Scheid joined an impressive roster of executives who have left Schwab after locking horns with Pottruck. This turnover was of enormous concern to the directors. “The board feels helpless that the company develops people and moves them up and then Dave finds a way to knock them down,” said one director.
The fact that the business started deteriorating in 2000 put pressure on the board to act. Within three years, Schwab lost 80 percent of its market capitalization and, thanks to a series of layoffs, reduced headcount from 25,000 to 16,700. Though part of that was due to the financial markets themselves, Schwab was also losing market share.
But ultimately the board didn’t have to force a resolution. The reality behind the CEO’s decision to give up day-to-day control is far more mundane and predictable: Schwab, who turned 65 in the summer of 2002, was simply tired.
The co-CEO arrangement required him to attend too many meetings, according to a board member. Both Pottruck and Schwab were committed to making periodic visits to hundreds of Schwab branch offices and service centers around the country. “Chuck doesn’t want to show up as much as he did,” a board member says.

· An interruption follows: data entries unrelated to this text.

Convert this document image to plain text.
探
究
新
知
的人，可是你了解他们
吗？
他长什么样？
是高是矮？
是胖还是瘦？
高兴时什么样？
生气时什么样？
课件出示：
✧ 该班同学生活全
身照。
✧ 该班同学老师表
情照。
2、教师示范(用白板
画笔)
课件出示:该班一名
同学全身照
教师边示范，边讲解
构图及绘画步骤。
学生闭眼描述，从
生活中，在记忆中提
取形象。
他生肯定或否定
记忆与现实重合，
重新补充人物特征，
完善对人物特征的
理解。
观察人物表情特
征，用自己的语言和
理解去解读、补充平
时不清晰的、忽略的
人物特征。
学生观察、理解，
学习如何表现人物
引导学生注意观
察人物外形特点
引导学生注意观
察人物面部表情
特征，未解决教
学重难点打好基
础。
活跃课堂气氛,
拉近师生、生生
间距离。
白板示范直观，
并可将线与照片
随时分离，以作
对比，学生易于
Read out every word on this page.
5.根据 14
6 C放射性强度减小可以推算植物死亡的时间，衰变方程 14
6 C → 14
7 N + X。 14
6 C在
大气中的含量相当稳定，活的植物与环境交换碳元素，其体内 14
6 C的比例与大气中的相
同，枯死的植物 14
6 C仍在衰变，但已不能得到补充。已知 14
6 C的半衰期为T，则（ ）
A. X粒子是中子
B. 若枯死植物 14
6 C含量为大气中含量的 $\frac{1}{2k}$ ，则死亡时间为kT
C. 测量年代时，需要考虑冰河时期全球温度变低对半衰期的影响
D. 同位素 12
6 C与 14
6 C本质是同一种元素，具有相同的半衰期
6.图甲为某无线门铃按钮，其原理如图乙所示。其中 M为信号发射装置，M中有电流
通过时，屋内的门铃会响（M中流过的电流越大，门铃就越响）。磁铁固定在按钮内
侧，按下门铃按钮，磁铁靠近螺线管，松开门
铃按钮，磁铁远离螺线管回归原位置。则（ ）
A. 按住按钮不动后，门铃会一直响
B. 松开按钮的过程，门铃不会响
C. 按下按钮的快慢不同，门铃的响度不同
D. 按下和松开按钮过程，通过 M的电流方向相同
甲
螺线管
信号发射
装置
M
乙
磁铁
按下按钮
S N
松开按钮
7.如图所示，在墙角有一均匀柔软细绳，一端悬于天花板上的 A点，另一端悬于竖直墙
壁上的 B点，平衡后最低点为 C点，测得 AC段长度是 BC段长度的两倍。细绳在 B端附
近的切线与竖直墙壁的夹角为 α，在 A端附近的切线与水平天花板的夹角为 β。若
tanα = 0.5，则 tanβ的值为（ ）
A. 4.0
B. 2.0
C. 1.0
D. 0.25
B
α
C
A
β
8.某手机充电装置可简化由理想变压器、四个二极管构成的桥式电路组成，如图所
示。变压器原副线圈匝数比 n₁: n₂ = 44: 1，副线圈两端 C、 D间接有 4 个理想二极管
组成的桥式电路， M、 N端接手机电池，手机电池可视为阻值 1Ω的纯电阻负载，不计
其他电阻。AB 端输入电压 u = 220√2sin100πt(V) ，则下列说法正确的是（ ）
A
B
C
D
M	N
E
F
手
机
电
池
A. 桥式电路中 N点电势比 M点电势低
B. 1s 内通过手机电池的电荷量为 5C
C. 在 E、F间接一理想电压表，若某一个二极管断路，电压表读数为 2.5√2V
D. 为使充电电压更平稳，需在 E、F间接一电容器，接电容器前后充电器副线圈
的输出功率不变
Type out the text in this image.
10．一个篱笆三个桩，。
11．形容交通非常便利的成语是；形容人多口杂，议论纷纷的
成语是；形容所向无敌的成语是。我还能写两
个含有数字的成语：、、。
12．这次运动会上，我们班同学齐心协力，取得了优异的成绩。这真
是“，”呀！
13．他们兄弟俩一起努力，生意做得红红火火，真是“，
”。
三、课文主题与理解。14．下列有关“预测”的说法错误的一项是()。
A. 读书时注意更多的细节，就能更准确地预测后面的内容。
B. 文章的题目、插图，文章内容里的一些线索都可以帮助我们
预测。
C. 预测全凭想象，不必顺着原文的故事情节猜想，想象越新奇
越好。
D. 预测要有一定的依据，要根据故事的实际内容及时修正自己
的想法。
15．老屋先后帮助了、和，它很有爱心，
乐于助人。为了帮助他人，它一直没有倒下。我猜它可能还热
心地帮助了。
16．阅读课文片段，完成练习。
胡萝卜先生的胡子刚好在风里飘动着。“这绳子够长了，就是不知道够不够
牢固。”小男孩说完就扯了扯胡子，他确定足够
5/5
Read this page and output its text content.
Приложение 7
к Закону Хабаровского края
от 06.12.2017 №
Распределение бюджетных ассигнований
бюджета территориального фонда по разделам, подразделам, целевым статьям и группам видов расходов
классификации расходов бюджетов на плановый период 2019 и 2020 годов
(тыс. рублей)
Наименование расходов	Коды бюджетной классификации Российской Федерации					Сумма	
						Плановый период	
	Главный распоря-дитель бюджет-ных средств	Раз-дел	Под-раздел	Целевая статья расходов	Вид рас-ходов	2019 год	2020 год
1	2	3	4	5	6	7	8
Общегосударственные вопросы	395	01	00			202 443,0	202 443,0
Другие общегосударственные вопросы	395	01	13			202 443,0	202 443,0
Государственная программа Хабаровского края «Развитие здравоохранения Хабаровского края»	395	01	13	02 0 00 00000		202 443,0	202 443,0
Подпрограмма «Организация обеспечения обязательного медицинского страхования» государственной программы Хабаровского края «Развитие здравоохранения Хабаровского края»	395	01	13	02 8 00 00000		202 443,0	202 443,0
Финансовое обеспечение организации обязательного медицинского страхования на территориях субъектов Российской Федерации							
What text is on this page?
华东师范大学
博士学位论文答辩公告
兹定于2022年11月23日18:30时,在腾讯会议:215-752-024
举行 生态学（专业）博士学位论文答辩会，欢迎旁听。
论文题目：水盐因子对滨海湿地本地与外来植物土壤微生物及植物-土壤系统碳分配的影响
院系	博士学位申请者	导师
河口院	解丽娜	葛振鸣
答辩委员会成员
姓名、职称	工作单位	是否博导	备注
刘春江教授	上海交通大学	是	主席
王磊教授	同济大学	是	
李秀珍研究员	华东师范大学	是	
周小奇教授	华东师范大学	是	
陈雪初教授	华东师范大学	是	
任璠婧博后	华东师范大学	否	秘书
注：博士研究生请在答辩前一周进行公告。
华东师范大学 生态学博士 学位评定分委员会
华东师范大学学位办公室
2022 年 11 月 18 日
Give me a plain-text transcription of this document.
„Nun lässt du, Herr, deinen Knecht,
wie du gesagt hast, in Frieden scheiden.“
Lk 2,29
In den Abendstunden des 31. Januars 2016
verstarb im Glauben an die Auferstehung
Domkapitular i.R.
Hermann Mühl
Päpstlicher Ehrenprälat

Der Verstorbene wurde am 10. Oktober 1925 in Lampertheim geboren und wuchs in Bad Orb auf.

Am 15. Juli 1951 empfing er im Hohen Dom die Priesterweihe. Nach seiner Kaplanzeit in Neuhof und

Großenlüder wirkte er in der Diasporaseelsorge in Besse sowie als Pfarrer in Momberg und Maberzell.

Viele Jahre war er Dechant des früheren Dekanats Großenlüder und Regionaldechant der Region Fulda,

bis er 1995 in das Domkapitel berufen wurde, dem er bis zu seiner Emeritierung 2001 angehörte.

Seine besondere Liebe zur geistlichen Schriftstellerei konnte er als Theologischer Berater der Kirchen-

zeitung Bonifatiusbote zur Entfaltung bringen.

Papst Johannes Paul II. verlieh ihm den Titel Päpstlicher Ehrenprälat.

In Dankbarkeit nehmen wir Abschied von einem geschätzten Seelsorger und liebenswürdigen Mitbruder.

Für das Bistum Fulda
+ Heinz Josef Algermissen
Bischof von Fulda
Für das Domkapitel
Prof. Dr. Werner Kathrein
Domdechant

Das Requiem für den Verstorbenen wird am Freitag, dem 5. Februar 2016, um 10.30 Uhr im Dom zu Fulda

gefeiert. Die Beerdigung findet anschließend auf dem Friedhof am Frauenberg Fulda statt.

While the Schwab board is a little more closely aligned to the currently fashionable ideals of director governance, there are still several other outstanding issues that it might consider.
The first is the issue of interlocking, quid-pro-quo directorships. Currently, Charles Schwab serves on The Gap board while Donald G. Fisher, chairman of The Gap, serves on Schwab’s. This kind of structure is increasingly criticized by regulators and governance reformers.
The second issue is the board’s lack of a nominating committee, the venue in which strategic succession issues traditionally get discussed. When a board member periodically inquired about why the company did not have a nominating committee, Schwab simply said, “I don’t want one” and changed the subject, according to the source. Now is the time for a more rational process.
Schwab’s decision, however belated, to take a giant step back represents progress, putting the company that bears his name on a more credible management path. Despite years of what critics might call foot-dragging, his decision in the end was consistent with his lifelong dedication of putting the customer first. That’s a legacy worth protecting, even if it means someone else gets to call the shots.
John Kador is the author of Charles Schwab: How One Company Beat Wall Street and Reinented the Brokerage Industry.